Note: we pass in a separate dictionary (--bleu-dict) in order to use the same tokenization when calculating the BLEU of both Transformer and BERT models.

EmoPrepend-1

Add the following flags when calling retrieval_train.py or retrieval_eval_bleu.py:

--fasttext 1 \
--fasttext-path ${PATH_TO_TRAINED_FASTTEXT_MODEL} \
--fasttext-type emo

References

Please cite [1] if you found the resources in this repository useful.

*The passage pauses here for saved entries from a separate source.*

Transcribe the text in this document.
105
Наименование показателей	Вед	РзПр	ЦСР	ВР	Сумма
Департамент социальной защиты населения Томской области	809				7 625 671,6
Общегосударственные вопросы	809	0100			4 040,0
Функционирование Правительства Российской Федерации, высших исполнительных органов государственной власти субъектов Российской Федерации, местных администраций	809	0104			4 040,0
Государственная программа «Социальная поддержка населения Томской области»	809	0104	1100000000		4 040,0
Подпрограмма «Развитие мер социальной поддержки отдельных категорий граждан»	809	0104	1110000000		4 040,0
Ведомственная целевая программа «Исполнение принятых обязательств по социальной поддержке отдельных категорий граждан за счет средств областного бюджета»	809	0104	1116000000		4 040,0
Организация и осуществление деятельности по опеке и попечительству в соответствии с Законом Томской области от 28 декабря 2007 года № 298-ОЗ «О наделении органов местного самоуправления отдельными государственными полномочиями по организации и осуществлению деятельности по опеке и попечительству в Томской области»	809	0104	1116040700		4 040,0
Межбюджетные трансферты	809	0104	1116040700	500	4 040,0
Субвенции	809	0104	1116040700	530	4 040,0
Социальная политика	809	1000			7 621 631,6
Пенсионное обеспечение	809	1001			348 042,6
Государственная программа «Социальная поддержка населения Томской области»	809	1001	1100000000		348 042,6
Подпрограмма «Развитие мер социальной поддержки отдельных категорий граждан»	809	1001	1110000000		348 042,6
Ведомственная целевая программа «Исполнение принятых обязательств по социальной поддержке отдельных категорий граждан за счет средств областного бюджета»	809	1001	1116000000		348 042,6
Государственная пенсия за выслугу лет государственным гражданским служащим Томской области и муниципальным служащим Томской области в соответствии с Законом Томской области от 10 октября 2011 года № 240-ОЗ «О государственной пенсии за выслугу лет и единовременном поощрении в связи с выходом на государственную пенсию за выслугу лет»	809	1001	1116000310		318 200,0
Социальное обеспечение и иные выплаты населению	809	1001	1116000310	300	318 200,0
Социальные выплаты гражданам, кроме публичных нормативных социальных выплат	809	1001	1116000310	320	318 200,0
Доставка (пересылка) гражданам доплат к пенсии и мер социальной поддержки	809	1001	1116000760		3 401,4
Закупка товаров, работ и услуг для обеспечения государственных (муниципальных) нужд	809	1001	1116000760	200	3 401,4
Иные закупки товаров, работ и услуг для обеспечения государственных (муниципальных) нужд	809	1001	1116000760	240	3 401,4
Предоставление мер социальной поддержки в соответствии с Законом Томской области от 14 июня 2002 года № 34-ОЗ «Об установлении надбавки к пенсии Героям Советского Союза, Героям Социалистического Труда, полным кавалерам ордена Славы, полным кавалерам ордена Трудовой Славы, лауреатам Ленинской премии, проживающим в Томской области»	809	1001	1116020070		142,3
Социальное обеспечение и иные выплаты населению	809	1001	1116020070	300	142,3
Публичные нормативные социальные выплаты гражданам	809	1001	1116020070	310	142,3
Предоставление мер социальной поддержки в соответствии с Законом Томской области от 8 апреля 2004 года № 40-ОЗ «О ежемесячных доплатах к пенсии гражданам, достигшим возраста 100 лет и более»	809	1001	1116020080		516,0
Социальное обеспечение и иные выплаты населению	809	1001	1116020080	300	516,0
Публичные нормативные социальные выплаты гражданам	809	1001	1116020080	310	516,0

Towards Empathetic Open-domain Conversation Models: a New Benchmark and Dataset

[1] H. Rashkin, E. M. Smith, M. Li, Y. Boureau Towards Empathetic Open-domain Conversation Models: a New Benchmark and Dataset

@inproceedings{rashkin2019towards,
  title = {Towards Empathetic Open-domain Conversation Models: a New Benchmark and Dataset},
  author = {Hannah Rashkin and Eric Michael Smith and Margaret Li and Y-Lan Boureau},
  booktitle = {ACL},
  year = {2019},
}

License

See the LICENSE file in the root repo folder for more details.